8. Modifications de moyens: article 13(2) RPCR 2020
8.1 Pendant la procédure orale, la requérante a signalé que l'alliage comparatif 4 des tableaux 1 et 2 du brevet contesté était représentatif de l'alliage A de l'exemple 2 de D1/D10 puisque les caractéristiques distinctives (teneurs en Mg et Zr, température de mise en solution) étaient les mêmes.
En l'absence d'un effet des alliages inventifs 1 à 3 du brevet contesté en ce qui concerne la ténacité pour une durée de revenu de 10 heures par rapport à l'alliage comparatif 4 (cf. le tableau 2 du brevet contesté), le problème technique à résoudre était seulement la mise à disposition d'un procédé alternatif. Une activité inventive de l'objet de la revendication 1 vis-à-vis de l'alliage A de D1 ne pourrait donc pas être reconnue.
8.2 L'intimée est de l'avis que cet argumentaire est une modification des moyens de la requérante qui ne doit pas être prise en compte.

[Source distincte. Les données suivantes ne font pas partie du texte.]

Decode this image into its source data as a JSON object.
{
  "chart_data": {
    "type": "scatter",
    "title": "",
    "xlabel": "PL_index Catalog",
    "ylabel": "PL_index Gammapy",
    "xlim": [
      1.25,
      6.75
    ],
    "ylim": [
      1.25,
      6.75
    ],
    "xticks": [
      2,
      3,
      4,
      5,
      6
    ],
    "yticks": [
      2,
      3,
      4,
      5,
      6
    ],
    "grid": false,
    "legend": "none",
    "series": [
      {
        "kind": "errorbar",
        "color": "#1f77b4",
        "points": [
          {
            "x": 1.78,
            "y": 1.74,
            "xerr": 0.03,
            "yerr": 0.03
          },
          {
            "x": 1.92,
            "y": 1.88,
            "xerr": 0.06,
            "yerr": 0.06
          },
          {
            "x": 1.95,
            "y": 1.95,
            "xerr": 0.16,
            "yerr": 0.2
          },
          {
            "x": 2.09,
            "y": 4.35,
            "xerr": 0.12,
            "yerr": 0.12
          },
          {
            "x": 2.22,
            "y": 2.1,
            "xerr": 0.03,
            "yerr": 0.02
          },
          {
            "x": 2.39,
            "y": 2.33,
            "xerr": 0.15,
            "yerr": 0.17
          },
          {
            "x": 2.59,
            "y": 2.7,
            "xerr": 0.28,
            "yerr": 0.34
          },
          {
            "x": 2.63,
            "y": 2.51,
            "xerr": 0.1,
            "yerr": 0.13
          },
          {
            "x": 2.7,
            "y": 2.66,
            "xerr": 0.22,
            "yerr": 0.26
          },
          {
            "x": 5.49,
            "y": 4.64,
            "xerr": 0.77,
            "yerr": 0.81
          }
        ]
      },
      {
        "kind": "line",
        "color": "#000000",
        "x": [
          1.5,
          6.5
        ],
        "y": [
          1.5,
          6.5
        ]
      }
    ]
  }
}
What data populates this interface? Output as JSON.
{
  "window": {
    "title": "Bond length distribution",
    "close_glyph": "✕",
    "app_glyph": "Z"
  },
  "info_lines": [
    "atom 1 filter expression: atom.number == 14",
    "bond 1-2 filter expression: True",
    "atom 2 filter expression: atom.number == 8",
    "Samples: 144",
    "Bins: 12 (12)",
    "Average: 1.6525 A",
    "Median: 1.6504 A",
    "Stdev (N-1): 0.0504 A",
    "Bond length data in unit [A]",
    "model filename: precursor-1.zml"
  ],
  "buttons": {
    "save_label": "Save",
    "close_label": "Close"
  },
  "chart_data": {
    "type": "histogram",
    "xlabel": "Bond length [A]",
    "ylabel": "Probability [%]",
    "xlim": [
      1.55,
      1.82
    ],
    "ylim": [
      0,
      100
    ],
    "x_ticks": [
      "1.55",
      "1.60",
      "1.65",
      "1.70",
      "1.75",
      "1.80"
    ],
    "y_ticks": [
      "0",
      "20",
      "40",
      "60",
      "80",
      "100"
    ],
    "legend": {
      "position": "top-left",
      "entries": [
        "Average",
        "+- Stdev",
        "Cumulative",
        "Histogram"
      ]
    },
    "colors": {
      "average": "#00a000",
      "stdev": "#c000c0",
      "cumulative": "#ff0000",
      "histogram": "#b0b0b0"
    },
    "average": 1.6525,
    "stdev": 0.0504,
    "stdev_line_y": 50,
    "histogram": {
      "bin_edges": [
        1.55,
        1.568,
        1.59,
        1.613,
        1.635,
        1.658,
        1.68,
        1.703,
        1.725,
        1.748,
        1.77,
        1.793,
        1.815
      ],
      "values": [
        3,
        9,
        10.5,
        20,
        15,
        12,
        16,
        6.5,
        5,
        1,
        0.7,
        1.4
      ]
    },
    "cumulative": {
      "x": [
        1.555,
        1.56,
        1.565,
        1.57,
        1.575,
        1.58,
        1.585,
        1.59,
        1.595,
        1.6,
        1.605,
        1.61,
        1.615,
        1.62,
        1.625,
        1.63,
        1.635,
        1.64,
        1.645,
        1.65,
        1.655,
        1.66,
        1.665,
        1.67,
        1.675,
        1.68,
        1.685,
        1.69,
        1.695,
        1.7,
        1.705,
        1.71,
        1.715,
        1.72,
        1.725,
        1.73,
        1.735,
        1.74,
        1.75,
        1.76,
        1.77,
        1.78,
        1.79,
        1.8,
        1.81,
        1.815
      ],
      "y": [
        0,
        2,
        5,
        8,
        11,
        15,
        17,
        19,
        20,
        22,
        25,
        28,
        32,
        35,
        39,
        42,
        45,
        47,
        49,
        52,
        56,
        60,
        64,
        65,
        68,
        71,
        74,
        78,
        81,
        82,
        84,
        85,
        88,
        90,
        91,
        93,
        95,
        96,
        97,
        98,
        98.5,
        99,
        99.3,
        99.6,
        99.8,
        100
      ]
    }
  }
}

8.3 La requérante a effectivement admis que cet argumentaire avait été présenté pour la première fois lors de la procédure orale au stade du recours. Cependant, de son avis, il ne s'agit que d'un développement de l'argument en place selon lequel il n'y avait pas d'effet surprenant. De plus, elle a considéré l'argumentaire comme une réaction à la notification au titre de l'article 15(1) RPCR 2020.
Selon la requérante, même si l'argumentaire était considéré comme une modification des moyens, celle-ci devait être prise en compte puisque la modification des moyens n'était pas compliquée, ne concernait que des éléments du brevet contesté et avait été discutée lors de la procédure orale.
8.4 Or, avant la procédure orale, il n'avait jamais été suggéré que l'alliage comparatif 4 du brevet contesté était représentatif de l'alliage A de l'exemple 2 de D1/D10. L'alliage 4 n'avait jamais été invoqué par la requérante dans ses moyens écrits durant la procédure de recours.
Cela est d'autant plus valable pour la déclaration quant à l'absence d'un effet des alliages inventifs 1 à 3 en ce qui concerne la ténacité par rapport à l'alliage comparatif 4 pour 10 heures de revenu dans le tableau 2 du brevet contesté.
L'argumentaire est donc basé sur de nouveaux faits et va au delà d'un simple développement des moyens de la requérante, ce qui soulève de nouvelles questions. Il s'agit donc bien d'une modification des moyens présentés au sens de l'article 13(2) RPCR 2020.
Par ailleurs, la requérante n'a pas indiqué quelle partie de la notification au titre de l'article 15(1) RPCR 2020 avait causé cette modification. A cet égard, la chambre n'a pas pu identifier d'élément nouveau dans la notification. La notification au titre de l'article 15(1) RPCR 2020 n'est pas une invitation à soumettre de nouveaux moyens (T 995/18, point 1.4 des motifs).
Compte tenu du fait que cette modification a été invoquée pendant la procédure orale, c'est à dire après la signification d'une citation à une procédure orale, et de l'absence de circonstances exceptionnelles justifiées avec des raisons convaincantes cette modification des moyens n'est pas prise en compte (article 13(2) RPCR 2020).
Par ces motifs, il est statué comme suit
1. Le recours est rejeté.
2. L' objection au titre de la règle 106 CBE est rejetée.